The Comedy
Movie Details
- Genre: Comedy, Drama
- Release Date:
2012-11-09 LA, 2012-11-16 NY, 2012-11-23 SF
- Running Time: 90 min.
- Director:
Rick Alverson
- Cast: Grace Rex, Tim Heidecker, Eric Wareheim, Alexia Rasmussen, Adam Scarimbolo, Rock Kohli, Kate Lyn Sheil, Joe Mele, Kevin Townley, James Murphy
- Producer: Jagjaguwar Films
- Writer: Rick Alverson
- Distributor: Tribeca Film
- Official Site: The Comedy Official Site
A highly improvised fictional exposé in search of the elusive heart and soul of hipster nihilism, The Comedy stars alt-comic superstar Tim Heidecker as Swanson, a trust fund 35-year-old hanging out in Williamsburg, fucking around, and waiting for his sickly dad to die.

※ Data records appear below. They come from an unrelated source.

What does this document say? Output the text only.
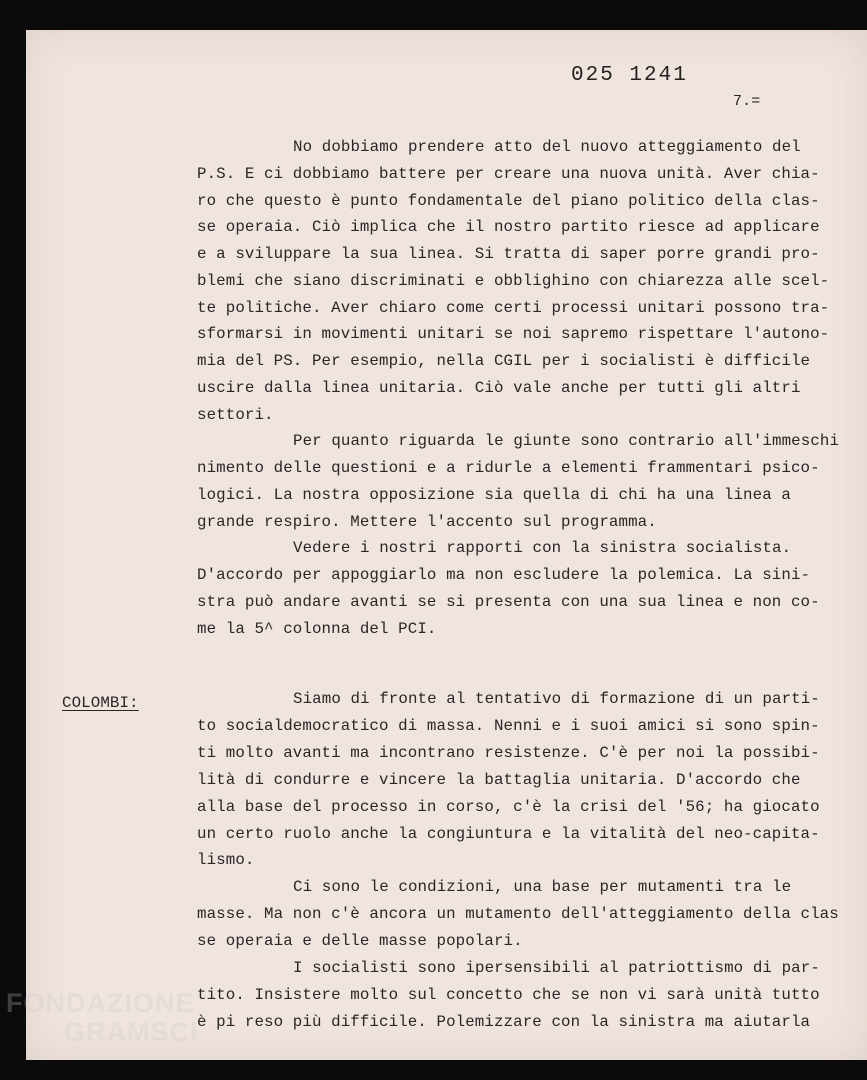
025 1241

7.=

No dobbiamo prendere atto del nuovo atteggiamento del
P.S. E ci dobbiamo battere per creare una nuova unità. Aver chia-
ro che questo è punto fondamentale del piano politico della clas-
se operaia. Ciò implica che il nostro partito riesce ad applicare
e a sviluppare la sua linea. Si tratta di saper porre grandi pro-
blemi che siano discriminati e obblighino con chiarezza alle scel-
te politiche. Aver chiaro come certi processi unitari possono tra-
sformarsi in movimenti unitari se noi sapremo rispettare l'autono-
mia del PS. Per esempio, nella CGIL per i socialisti è difficile
uscire dalla linea unitaria. Ciò vale anche per tutti gli altri
settori.
Per quanto riguarda le giunte sono contrario all'immeschi
nimento delle questioni e a ridurle a elementi frammentari psico-
logici. La nostra opposizione sia quella di chi ha una linea a
grande respiro. Mettere l'accento sul programma.
Vedere i nostri rapporti con la sinistra socialista.
D'accordo per appoggiarlo ma non escludere la polemica. La sini-
stra può andare avanti se si presenta con una sua linea e non co-
me la 5^ colonna del PCI.

COLOMBI:	Siamo di fronte al tentativo di formazione di un parti-
to socialdemocratico di massa. Nenni e i suoi amici si sono spin-
ti molto avanti ma incontrano resistenze. C'è per noi la possibi-
lità di condurre e vincere la battaglia unitaria. D'accordo che
alla base del processo in corso, c'è la crisi del '56; ha giocato
un certo ruolo anche la congiuntura e la vitalità del neo-capita-
lismo.
Ci sono le condizioni, una base per mutamenti tra le
masse. Ma non c'è ancora un mutamento dell'atteggiamento della clas
se operaia e delle masse popolari.
I socialisti sono ipersensibili al patriottismo di par-
tito. Insistere molto sul concetto che se non vi sarà unità tutto
è pi reso più difficile. Polemizzare con la sinistra ma aiutarla

FONDAZIONE
GRAMSCI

The title is ironic, or maybe "ironic"-- the film, writer-director Rick Alverson's third feature, is basically a shock drama. Its sensibility is a hybrid of the awkward conceptualism associated with Heidecker and co-star Eric Wareheim (TV’s Tim and Eric) and the brand of another of the film's players, James Murphy, figurehead of blue chip hipster auto-critics LCD Soundsystem. Alverson's film takes the form of a kind of glacially paced, shaky-cam art project that the Brooklyn dude-bros it depicts might bike over the bridge to catch, if for no other reason than to tell chicks they've seen it. Heidecker makes a much more convincing 21st-century Arthur than Russell Brand. Chubby, bearded, beer-soaked, bedecked in novelty sunglasses and shorts, Swanson lives on a boat--because he's floating, get it?-- and runs with a crew of dudes who approach life as a starting point for real-world improv comedy. Cab drivers are repeatedly fucked with. Swanson defends Hitler mid-flirtation, and the girl still goes home with him. The gang takes an ironic field trip to a church followed by dive bar whiskeys. There's not a false note in the film, but I wonder if decades from now, The Comedy might function as a sincere snapshot-- its intended satire might be too dry, too implied, to survive the passage of time.